Pursuant to the NPA, Wynn Las Vegas agreed to forfeit $130 million in funds involved in the transactions at issue and continue to make certain enhancements to its compliance program. The DOJ agreed that, subject to Wynn Las Vegas’s fulfillment of its obligations under the NPA, it will not bring any criminal charges against Wynn Las Vegas concerning the subject matter of its investigation, subject to standard reservations of rights and certain reserved claims,” said the gaming company in the regulatory document.
News of the penalty hasn’t spooked Wynn shareholders as of yet as the stock was down just 0.16% in Friday’s after-hours session. As part of the NPA, Wynn Las Vegas admitted that it used an illegal money transfer system to skirt regulated, traditional anti-money laundering protocols.
Wynn Las Vegas Money Transfers Had China Ties
DOJ outlined several scenarios in which violations at Wynn Las Vegas had ties to China. In one example known as “Human Head” or “Human Hat” betting, a guest of the Sin City casino resort would use a proxy to wager their funds for fear that if they bet themselves, they’d run afoul of US Bank Secrecy Act or Anti-Money Laundering (BSA/AML) laws.
The Justice Department said Wynn Las Vegas knowingly allowed such behavior to occur without scrutinizing those moves or reporting it to the appropriate regulators. DOJ also mentioned the “flying money” scheme in which Wynn Las Vegas “facilitated the unlicensed transfer of money to and from China.”

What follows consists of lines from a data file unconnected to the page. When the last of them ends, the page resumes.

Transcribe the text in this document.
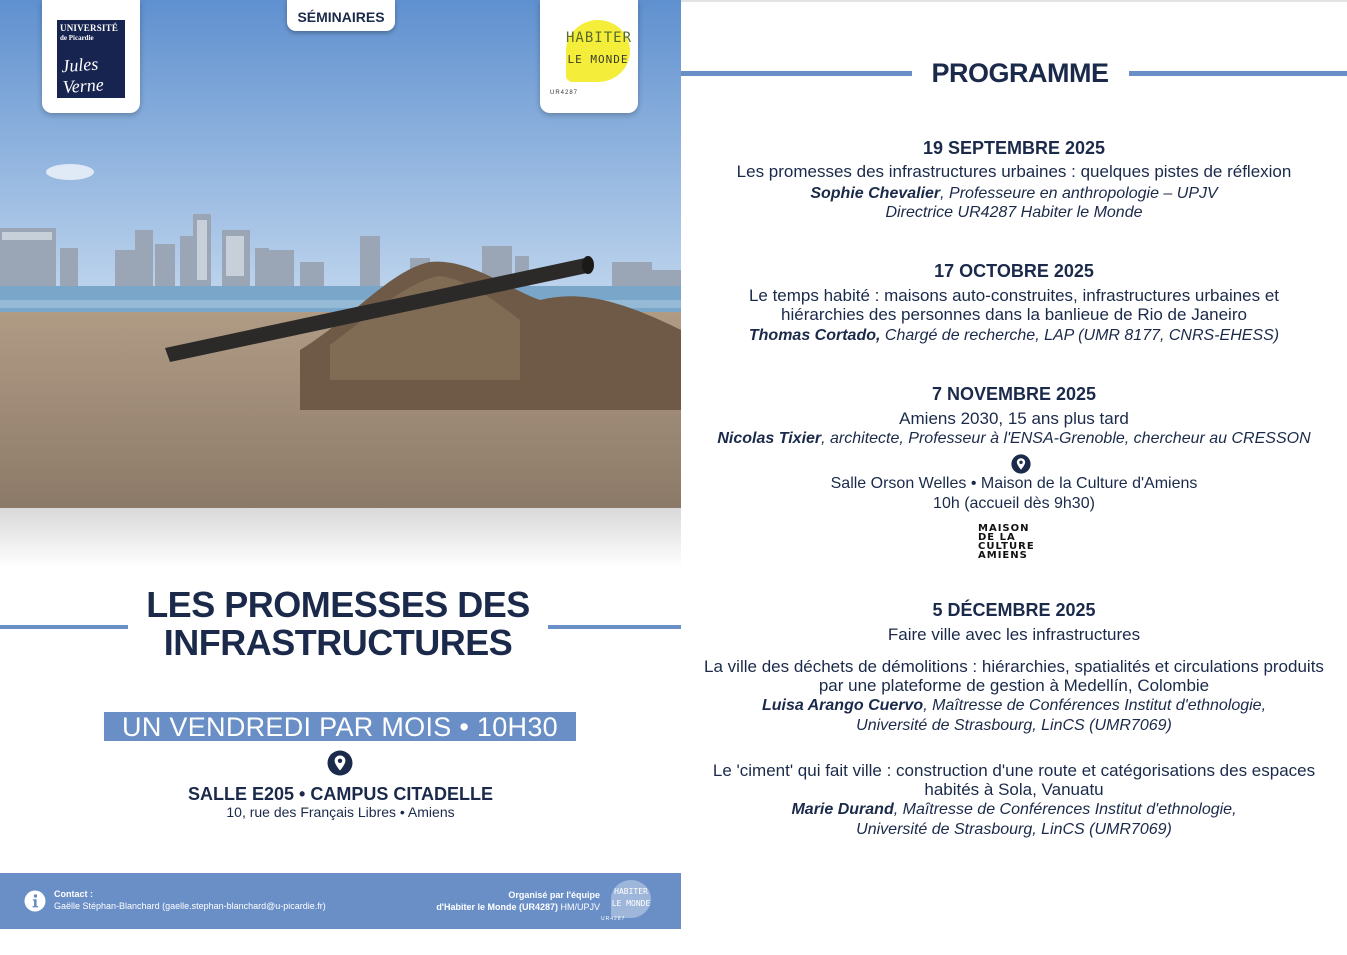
UNIVERSITÉ
de Picardie
Jules Verne
SÉMINAIRES
HABITER
LE MONDE
UR4287
LES PROMESSES DES
INFRASTRUCTURES
UN VENDREDI PAR MOIS • 10H30
SALLE E205 • CAMPUS CITADELLE
10, rue des Français Libres • Amiens
Contact :
Gaëlle Stéphan-Blanchard (gaelle.stephan-blanchard@u-picardie.fr)
Organisé par l'équipe
d'Habiter le Monde (UR4287) HM/UPJV
HABITER
LE MONDE
UR4287
PROGRAMME
19 SEPTEMBRE 2025
Les promesses des infrastructures urbaines : quelques pistes de réflexion
Sophie Chevalier, Professeure en anthropologie – UPJV
Directrice UR4287 Habiter le Monde
17 OCTOBRE 2025
Le temps habité : maisons auto-construites, infrastructures urbaines et hiérarchies des personnes dans la banlieue de Rio de Janeiro
Thomas Cortado, Chargé de recherche, LAP (UMR 8177, CNRS-EHESS)
7 NOVEMBRE 2025
Amiens 2030, 15 ans plus tard
Nicolas Tixier, architecte, Professeur à l'ENSA-Grenoble, chercheur au CRESSON
Salle Orson Welles • Maison de la Culture d'Amiens
10h (accueil dès 9h30)
MAISON
DE LA
CULTURE
AMIENS
5 DÉCEMBRE 2025
Faire ville avec les infrastructures
La ville des déchets de démolitions : hiérarchies, spatialités et circulations produits par une plateforme de gestion à Medellín, Colombie
Luisa Arango Cuervo, Maîtresse de Conférences Institut d'ethnologie,
Université de Strasbourg, LinCS (UMR7069)
Le 'ciment' qui fait ville : construction d'une route et catégorisations des espaces habités à Sola, Vanuatu
Marie Durand, Maîtresse de Conférences Institut d'ethnologie,
Université de Strasbourg, LinCS (UMR7069)
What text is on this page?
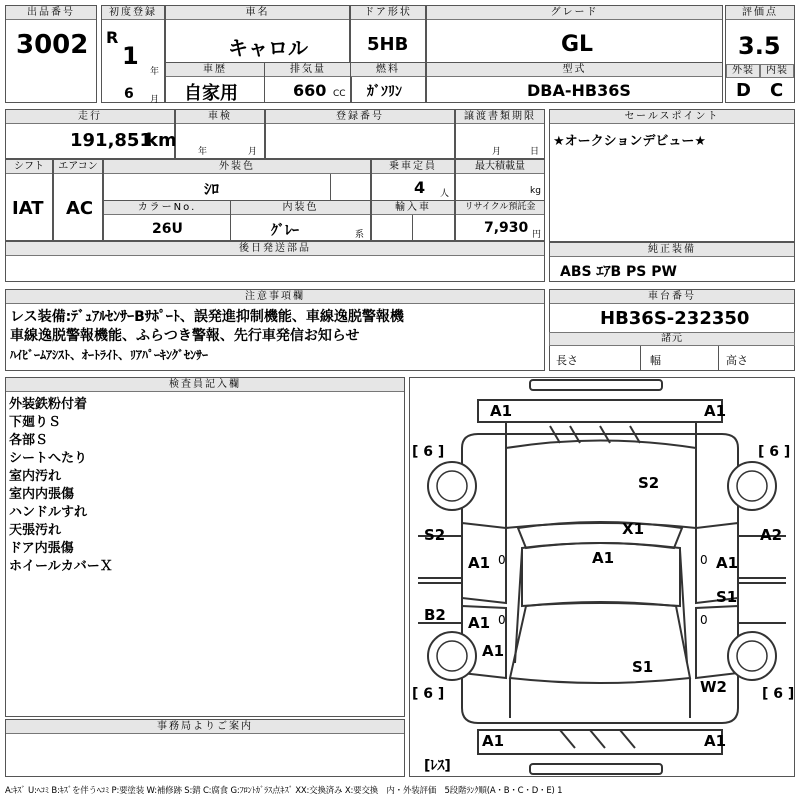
出品番号
3002
初度登録
R
1
年
6 月
車名
キャロル
ドア形状
5HB
グレード
GL
評価点
3.5
外装	内装
D C
車歴
自家用
排気量
660 CC
燃料
ｶﾞｿﾘﾝ
型式
DBA-HB36S
走行
191,851
km
車検
年	月
登録番号	譲渡書類期限
月	日
シフト
IAT
エアコン
AC
外装色
ｼﾛ
乗車定員
4 人
最大積載量
kg
カラーNo.
26U
内装色
ｸﾞﾚｰ	系
輸入車	リサイクル預託金
7,930 円
後日発送部品
セールスポイント
★オークションデビュー★
純正装備
ABS ｴｱB PS PW
注意事項欄
レス装備:ﾃﾞｭｱﾙｾﾝｻｰBｻﾎﾟｰﾄ、誤発進抑制機能、車線逸脱警報機
車線逸脱警報機能、ふらつき警報、先行車発信お知らせ
ﾊｲﾋﾞｰﾑｱｼｽﾄ、ｵｰﾄﾗｲﾄ、ﾘｱﾊﾟｰｷﾝｸﾞｾﾝｻｰ
車台番号
HB36S-232350
諸元
長さ	幅	高さ
検査員記入欄
外装鉄粉付着
下廻りＳ
各部Ｓ
シートへたり
室内汚れ
室内内張傷
ハンドルすれ
天張汚れ
ドア内張傷
ホイールカバーＸ
事務局よりご案内
A1	A1
S2
X1
S2	A2
A1	A1	A1
S1
B2 A1
A1
S1
W2
A1	A1
[ 6 ]	[ 6 ]
[ 6 ]	[ 6 ]
[ﾚｽ]
0
0
0
0
A:ｷｽﾞ U:ﾍｺﾐ B:ｷｽﾞを伴うﾍｺﾐ P:要塗装 W:補修跡 S:錆 C:腐食 G:ﾌﾛﾝﾄｶﾞﾗｽ点ｷｽﾞ XX:交換済み X:要交換　内・外装評価　5段階ﾗﾝｸ順(A・B・C・D・E) 1
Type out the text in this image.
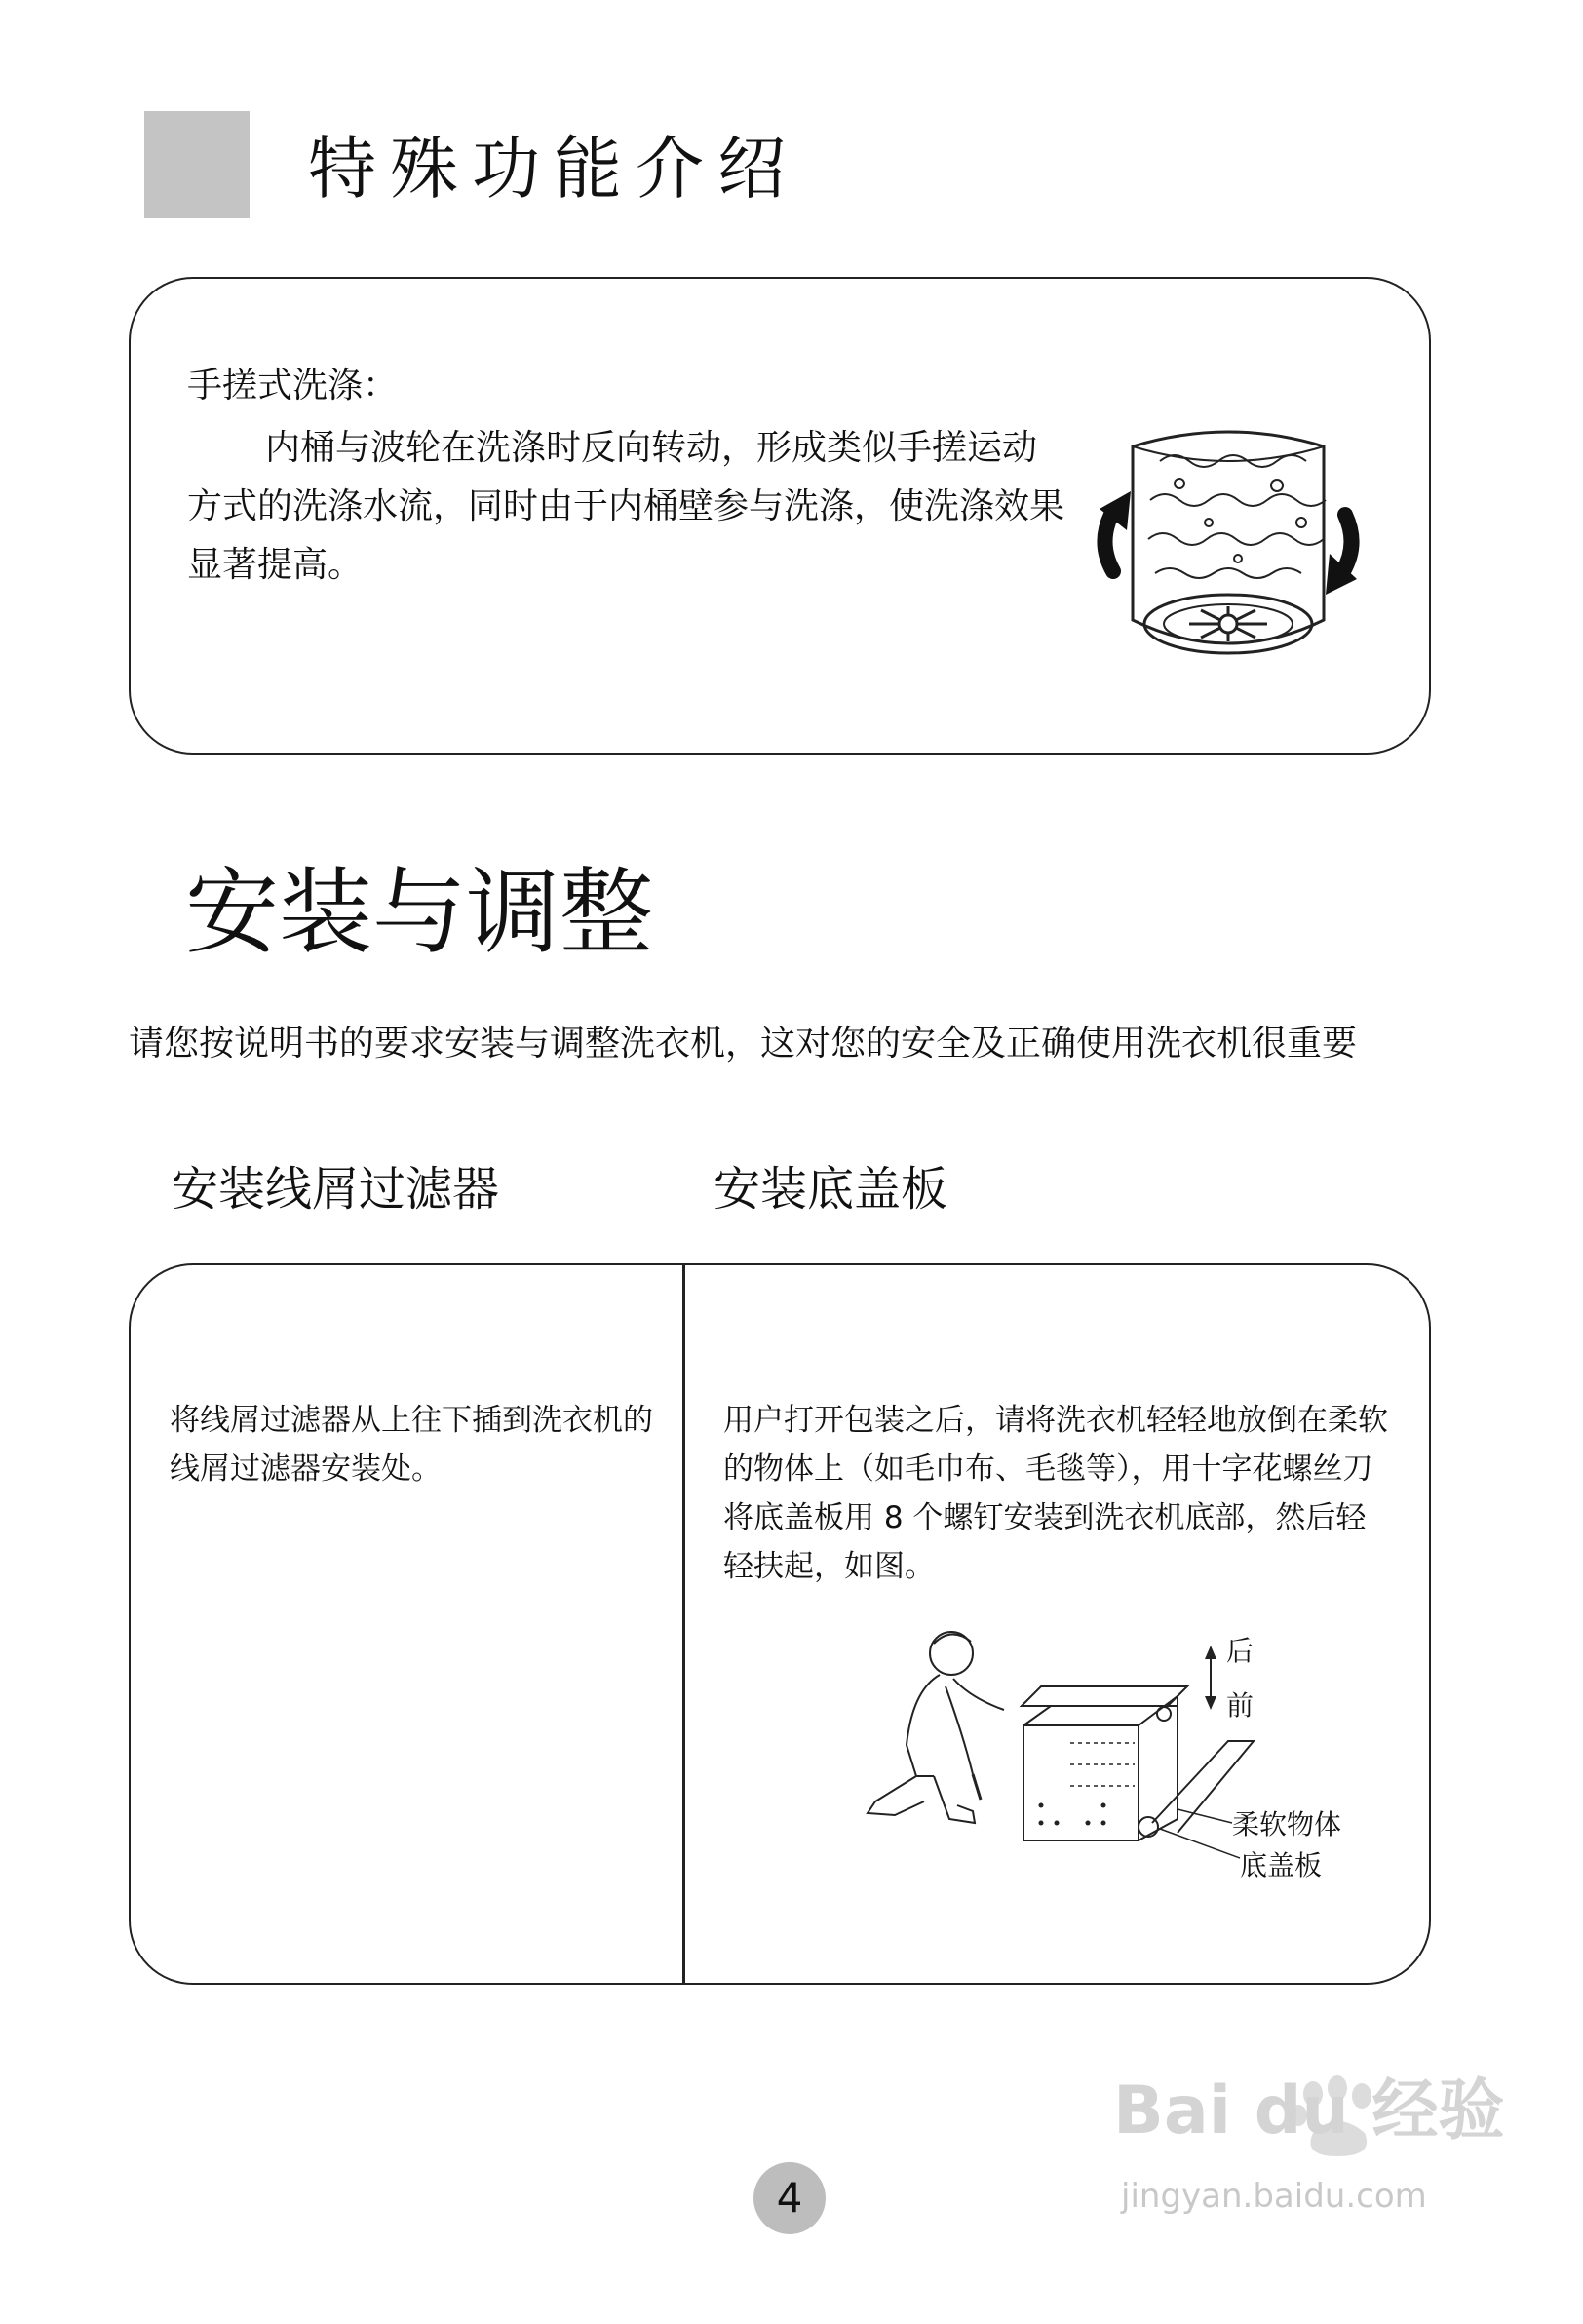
特殊功能介绍
手搓式洗涤：
内桶与波轮在洗涤时反向转动，形成类似手搓运动方式的洗涤水流，同时由于内桶壁参与洗涤，使洗涤效果显著提高。
安装与调整
请您按说明书的要求安装与调整洗衣机，这对您的安全及正确使用洗衣机很重要
安装线屑过滤器	安装底盖板
将线屑过滤器从上往下插到洗衣机的线屑过滤器安装处。
用户打开包装之后，请将洗衣机轻轻地放倒在柔软的物体上（如毛巾布、毛毯等），用十字花螺丝刀将底盖板用 8 个螺钉安装到洗衣机底部，然后轻轻扶起，如图。
后
前
柔软物体
底盖板
4
Bai du 经验
jingyan.baidu.com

“A money processor, acting as an unlicensed money transmitting business, collected U.S. dollars in cash from third parties in the United States and delivered that cash to a WLV patron who could not otherwise access cash in the U.S. The patron then electronically transferred the equivalent value of foreign currency from the patron’s foreign bank account to a foreign bank account designated by the money processor,” said DOJ in a statement.
Wynn Resorts’ Wynn Macau unit runs two integrated resorts in the Chinese territory, but DOJ didn’t mention anything about the operator’s Macau exposure playing a role in the money transfer schemes that occurred at the company’s Las Vegas property.
DOJ added that in another example of Wynn Las Vegas flouting anti-money laundering regulations, the venue didn’t report millions of dollars in transactions attributable to a Chinese guest who “had spent six years in prison in China for conducting unauthorized international monetary transactions and violations of other financial laws.”
Wynn Looks to Put Ominous Chapter to Bed
While the bulk of the operator’s earnings and revenue are derived from Macau, Wynn’s Las Vegas complex, consisting of the namesake casino hotel and adjoining Encore, are vital to its US presence and overall investment thesis. That confirms it behooves the operator to put the illegal money transfer issue to rest.
“In reaching the resolution set forth in the NPA, the DOJ took into account the historical nature of the transactions at issue; Wynn Las Vegas’s cooperation with the DOJ’s multi-year investigation; that Wynn Las Vegas no longer employs or is affiliated with any of the individuals implicated in the transactions at issue; and Wynn Las Vegas’s extensive remedial measures, many of which were undertaken prior to the parties entering into the NPA,” said the gaming company in the SEC filing.
The case was investigated by the DEA, Homeland Security Investigations (HSI), and the IRS.